De todo o gado necessário para esta produção, 46% pisa sobre solo amazônico, segundo dados do Instituto Brasileiro de Geografia e Estatística (IBGE).
Somente nas últimas três décadas, o rebanho bovino no bioma cresceu 272% – no resto do Brasil, o crescimento foi de 6% – chegando, atualmente, a cerca de 96 milhões de cabeças de gado.
Cerca de 90% das áreas abertas na floresta tropical foram convertidas em pasto para o gado e, segundo estudo do Imazon e do Projeto Amazônia 2030, mais de 90% da destruição aconteceu de forma ilegal.
Isto é, a pecuária é considerada como sendo o maior vetor de desmatamento na Amazônia. Em todo bioma, existem 175 plantas frigoríficas instaladas, sendo 145 delas, ativas.
Até que o gado chegue para o abate nesses frigoríficos, ele passa por diferentes fazendas, desde seu nascimento. O problema é que existem pontos cegos nesse caminho.
As ferramentas usadas hoje para o controle da cadeia consideram somente os fornecedores diretos – aqueles que entregam o boi em idade de abate para o frigorífico. Os indiretos – fazendas de cria e engorda do gado – ficam fora da equação.
Além da falta de transparência, a pecuária na Amazônia tem como características o baixo grau de produtividade – menos de um boi por hectare – e a alta taxa de degradação.
De toda área desmatada na Amazônia ocupada com pasto, 59% está com algum grau de degradação, indo de intermediário a severo.
“Isso significa que a gente pode fazer investimentos nesses pastos com algum tipo de degradação para melhorar sua qualidade, aumentar sua produtividade e aumentar a quantidade de animais por hectare sem a necessidade de nenhum novo desmatamento, e até liberando essas áreas que já são desmatadas para produção de outras atividades”, defende Ritaumaria Pereira, diretora-executiva do Imazon.
Sem transparência
A ferramenta Radar Verde, a única independente do país, busca alcançar toda a cadeia produtiva da carne, incluindo os indiretos.
Em meados de 2022, 90 empresas da indústria da carne no Brasil e 69 varejistas foram convidados a participar do primeiro ciclo do estudo, mas apenas 5% delas aceitaram participar do trabalho, todas grandes empresas do setor. Nenhuma autorizou a divulgação de sua classificação final. Os resultados saíram em dezembro de 2022.
Para 2023, o Radar Verde traz mudanças na metodologia. Além da aplicação de questionário que avalia o “Grau de controle da cadeia da carne”, neste novo ciclo também serão avaliados o “Grau de Exposição ao Risco de Desmatamento” e o “Grau de Transparência Pública” dos diferentes elos da cadeia.
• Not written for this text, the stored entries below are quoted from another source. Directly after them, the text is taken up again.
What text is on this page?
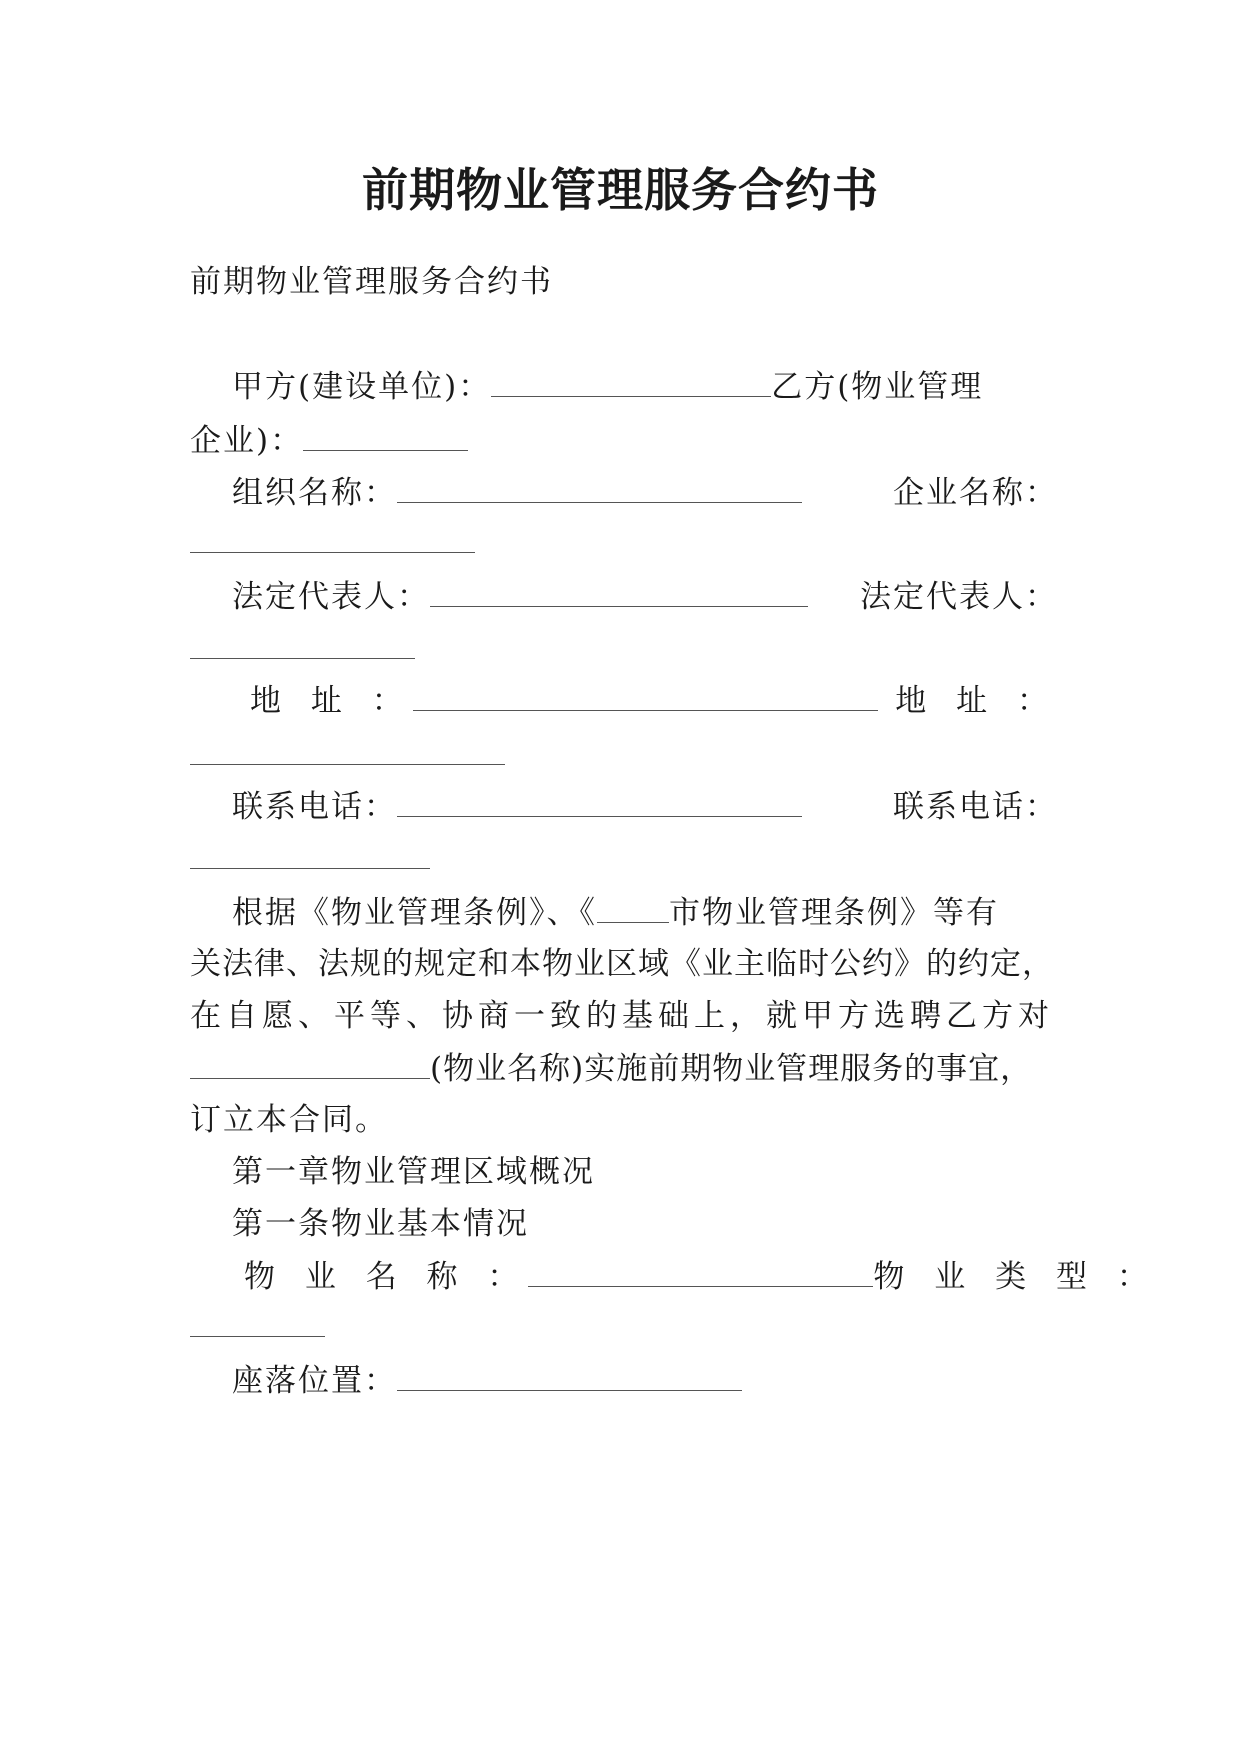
前期物业管理服务合约书
前期物业管理服务合约书
甲方(建设单位)：	乙方(物业管理
企业)：
组织名称：	企业名称：
法定代表人：	法定代表人：
地 址 ：	地 址 ：
联系电话：	联系电话：
根据《物业管理条例》、《 市物业管理条例》等有
关法律、法规的规定和本物业区域《业主临时公约》的约定，
在自愿、平等、协商一致的基础上，就甲方选聘乙方对
(物业名称)实施前期物业管理服务的事宜，
订立本合同。
第一章物业管理区域概况
第一条物业基本情况
物 业 名 称 ：	物 业 类 型 ：
座落位置：
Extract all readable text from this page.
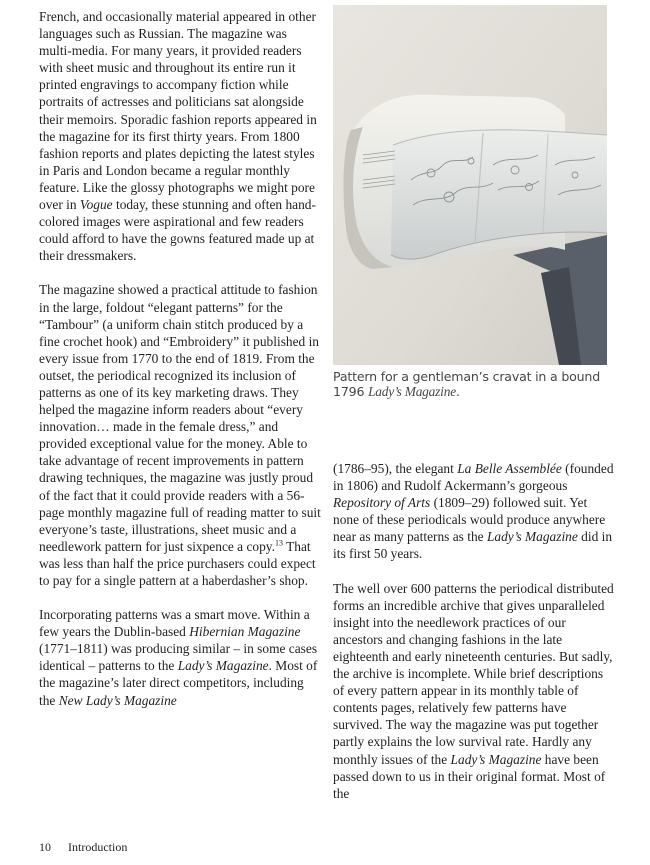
French, and occasionally material appeared in other languages such as Russian. The magazine was multi-media. For many years, it provided readers with sheet music and throughout its entire run it printed engravings to accompany fiction while portraits of actresses and politicians sat alongside their memoirs. Sporadic fashion reports appeared in the magazine for its first thirty years. From 1800 fashion reports and plates depicting the latest styles in Paris and London became a regular monthly feature. Like the glossy photographs we might pore over in Vogue today, these stunning and often hand-colored images were aspirational and few readers could afford to have the gowns featured made up at their dressmakers.

The magazine showed a practical attitude to fashion in the large, foldout “elegant patterns” for the “Tambour” (a uniform chain stitch produced by a fine crochet hook) and “Embroidery” it published in every issue from 1770 to the end of 1819. From the outset, the periodical recognized its inclusion of patterns as one of its key marketing draws. They helped the magazine inform readers about “every innovation… made in the female dress,” and provided exceptional value for the money. Able to take advantage of recent improvements in pattern drawing techniques, the magazine was justly proud of the fact that it could provide readers with a 56-page monthly magazine full of reading matter to suit everyone’s taste, illustrations, sheet music and a needlework pattern for just sixpence a copy.$^{13}$ That was less than half the price purchasers could expect to pay for a single pattern at a haberdasher’s shop.

Incorporating patterns was a smart move. Within a few years the Dublin-based Hibernian Magazine (1771–1811) was producing similar – in some cases identical – patterns to the Lady’s Magazine. Most of the magazine’s later direct competitors, including the New Lady’s Magazine

Pattern for a gentleman’s cravat in a bound 1796 Lady’s Magazine.

(1786–95), the elegant La Belle Assemblée (founded in 1806) and Rudolf Ackermann’s gorgeous Repository of Arts (1809–29) followed suit. Yet none of these periodicals would produce anywhere near as many patterns as the Lady’s Magazine did in its first 50 years.

The well over 600 patterns the periodical distributed forms an incredible archive that gives unparalleled insight into the needlework practices of our ancestors and changing fashions in the late eighteenth and early nineteenth centuries. But sadly, the archive is incomplete. While brief descriptions of every pattern appear in its monthly table of contents pages, relatively few patterns have survived. The way the magazine was put together partly explains the low survival rate. Hardly any monthly issues of the Lady’s Magazine have been passed down to us in their original format. Most of the

10 Introduction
Diferente do grau de controle da cadeia, que depende das respostas das empresas, os outros dois itens serão avaliados independentemente do retorno delas.
Isto é, mesmo que as empresas não aceitem participar ou não queiram publicidade de seus resultados, elas serão avaliadas e classificadas de acordo com os dados públicos disponíveis.
O “Grau de Exposição ao Risco de Desmatamento” é uma metodologia desenvolvida pelo Imazon que cruza diversas informações, como distância das fazendas em relação ao fornecedor e o local onde o gado é adquirido, e diz o quanto ele está exposto à ilegalidade.
Já o “Grau de Transparência Pública” vai considerar se as informações disponibilizadas no site das empresas varejistas apresentam uma política de controle do desmatamento na cadeia da carne e qual a eficácia dessa política, identificada por meio de auditorias independentes.
Frigoríficos serão avaliados nos três critérios: “Grau de Controle da Cadeia” – como avaliado em 2022 – e os novos “Grau de Transparência Pública” e “Grau de Exposição aos Riscos de Desmatamento”.
Já os varejistas serão avaliados nos critérios “Grau de Controle da Cadeia” e “Grau de Transparência Pública”.
Para este ciclo, 133 empresas frigoríficas localizadas na Amazônia Legal e 69 varejistas do país foram convidados a participar. Os resultados devem ser divulgados em novembro.
Esta reportagem foi, originalmente, publicada no ((o))eco, em 28 de junho de 2023.